Spent some time with them, then walked about a mile through tall tusset grass to the largest black-browed albatross site in the world (about 150K breeding pair).
hanging out in the tussac grass with the birds
the colony covered most of the beach on this side of the island
After a while some of us walked up the hill to the ridge for a stunning and lovely view of the beach and hillside.
the other side of Steeple Jason
I was here
We enjoyed the view for a while, then headed to the ship for lunch. On the walk back we encountered more Gentoo penguins and stopped for a while to get some pictures.
the International Association of Antarctica Tour Operators (IAATO) requires keeping 5m from wildlife. It was OK if they approach you though - they don't know the rules.
Back on the ship, Peale's dolphins swam alongside us for a few minutes during lunch. The expedition staff were really good about alerting us to whales and dolphins while we were at sea, and I started carrying my camera everywhere just in case.
Peale's dolphins ship-chasing
We spent the afternoon at Saunders Island, and on the way to shore the Zodiacs encountered a handful of Commerson's dolphins racing alongside. Brandon, our ship's excursion leader, was like a kid at Christmas - he later said this was one of his favorite moments of the trip, and he was able to capture an underwater video that was included on our excursion DVD... I will someday figure out how to access the files and post it.

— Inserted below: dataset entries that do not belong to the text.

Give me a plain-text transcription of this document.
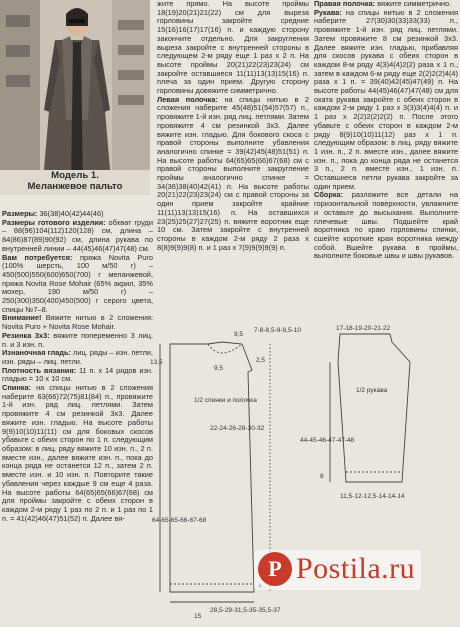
Модель 1.
Меланжевое пальто

Размеры: 36(38)40(42)44(46)

Размеры готового изделия: обхват груди – 88(96)104(112)120(128) см, длина – 84(86)87(89)90(92) см, длина рукава по внутренней линии – 44(45)46(47)47(48) см.

Вам потребуется: пряжа Novita Puro (100% шерсть, 100 м/50 г) – 450(500)550(600)650(700) г меланжевой, пряжа Novita Rose Mohair (65% акрил, 35% мохер, 190 м/50 г) – 250(300)350(400)450(500) г серого цвета, спицы №7–8.

Внимание! Вяжите нитью в 2 сложения: Novita Puro + Novita Rose Mohair.

Резинка 3x3: вяжите попеременно 3 лиц. п. и 3 изн. п.

Изнаночная гладь: лиц. ряды – изн. петли, изн. ряды – лиц. петли.

Плотность вязания: 11 п. x 14 рядов изн. гладью = 10 x 10 см.

Спинка: на спицы нитью в 2 сложения наберите 63(66)72(75)81(84) п., провяжите 1-й изн. ряд лиц. петлями. Затем провяжите 4 см резинкой 3x3. Далее вяжите изн. гладью. На высоте работы 9(9)10(10)11(11) см для боковых скосов убавьте с обеих сторон по 1 п. следующим образом: в лиц. ряду вяжите 10 изн. п., 2 п. вместе изн., далее вяжите изн. п., пока до конца ряда не останется 12 п., затем 2 п. вместе изн. и 10 изн. п. Повторите такие убавления через каждые 9 см еще 4 раза. На высоте работы 64(65)65(66)67(68) см для проймы закройте с обеих сторон в каждом 2-м ряду 1 раз по 2 п. и 1 раз по 1 п. = 41(42)46(47)51(52) п. Далее вя-

жите прямо. На высоте проймы 18(19)20(21)21(22) см для выреза горловины закройте средние 15(16)16(17)17(16) п. и каждую сторону закончите отдельно. Для закругления выреза закройте с внутренней стороны в следующем 2-м ряду еще 1 раз x 2 п. На высоте проймы 20(21)22(23)23(24) см закройте оставшиеся 11(11)13(13)15(16) п. плеча за один прием. Другую сторону горловины довяжите симметрично.

Левая полочка: на спицы нитью в 2 сложения наберите 45(48)51(54)57(57) п., провяжите 1-й изн. ряд лиц. петлями. Затем провяжите 4 см резинкой 3x3. Далее вяжите изн. гладью. Для бокового скоса с правой стороны выполните убавления аналогично спинке = 39(42)45(48)51(51) п. На высоте работы 64(65)65(66)67(68) см с правой стороны выполните закругление проймы аналогично спинке = 34(36)38(40)42(41) п. На высоте работы 20(21)22(23)23(24) см с правой стороны за один прием закройте крайние 11(11)13(13)15(16) п. На оставшихся 23(25)25(27)27(25) п. вяжите воротник еще 10 см. Затем закройте с внутренней стороны в каждом 2-м ряду 2 раза x 8(8)9(9)9(8) п. и 1 раз x 7(9)9(9)9(9) п.

Правая полочка: вяжите симметрично.

Рукава: на спицы нитью в 2 сложения наберите 27(30)30(33)33(33) п., провяжите 1-й изн. ряд лиц. петлями. Затем провяжите 8 см резинкой 3x3. Далее вяжите изн. гладью, прибавляя для скосов рукава с обеих сторон в каждом 8-м ряду 4(3)4(4)2(2) раза x 1 п., затем в каждом 6-м ряду еще 2(2)2(2)4(4) раза x 1 п. = 39(40)42(45)47(49) п. На высоте работы 44(45)46(47)47(48) см для оката рукава закройте с обеих сторон в каждом 2-м ряду 1 раз x 3(3)3(4)4(4) п. и 1 раз x 2(2)2(2)2(2) п. После этого убавьте с обеих сторон в каждом 2-м ряду 8(9)10(10)11(12) раз x 1 п. следующим образом: в лиц. ряду вяжите 1 изн. п., 2 п. вместе изн., далее вяжите изн. п., пока до конца ряда не останется 3 п., 2 п. вместе изн., 1 изн. п. Оставшиеся петли рукава закройте за один прием.

Сборка: разложите все детали на горизонтальной поверхности, увлажните и оставьте до высыхания. Выполните плечевые швы. Подшейте край воротника по краю горловины спинки, сшейте короткие края воротника между собой. Вшейте рукава в проймы, выполните боковые швы и швы рукавов.

9,5
7-8-8,5-9-9,5-10
13,5
9,5
2,5
1/2 спинки и полочка
22-24-26-28-30-32
64-65-65-66-67-68
28,5-29-31,5-35-35,5-37
15
1/2 рукава
17-18-19-20-21-22
11,5-12-12,5-14-14-14
44-45-46-47-47-48
8
P Postila.ru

Brandon watching the dolphins play
On the beach were hundreds of Gentoos (very busy, always moving, very entertaining) and Magellenics (quite stoic in comparison).
Magellenics have the ring of white around their eyes
Half mile up the beach were the ridiculous Rockhoppers, and up the hill from the Rockhoppers was a colony of beautiful blue-eyed shags.
and I'll hug him, and kiss him and call him George
fuzzy baby blue-eyed shags
curious? angry? I never could tell
The moon was almost full that night and I braved the cold to try to get a shot. Between my inexperience with night shoots and the rocking ship, it didn't work so well.
The next morning we landed at Stanley (capital of the Falkland Islands). Everyone turned right toward the museum so I headed left to the cemetery, which was very peaceful in the drizzle.
Stanley Cemetery, Falkland Islands
Next, a quick stop in Christ Church Cathedral to see the stained glass.
Miss Mary loved her bike, and I loved that they included this in the stained glass
We paid a little extra money to go up to Gypsy Cove. It was very, very cold and I almost regretted going until we saw a rarely spotted baby black-crowned night heron. There were also more Magellenics, kelp gulls, upland geese, rock cormorants and some local plantlife...
lush
baby black-crowned night heron
parts of the beach were sectioned off due to asbestos concerns - we would see this in South Georgia too...
That night we set sail for South Georgia. The water was very rough and the ship pitched quite a bit...
... but that didn't stop the chef from crafting a rather amusing dessert in honor of all the flightless birds we'd encountered in the Falklands:All in all, an excellent start to this adventure.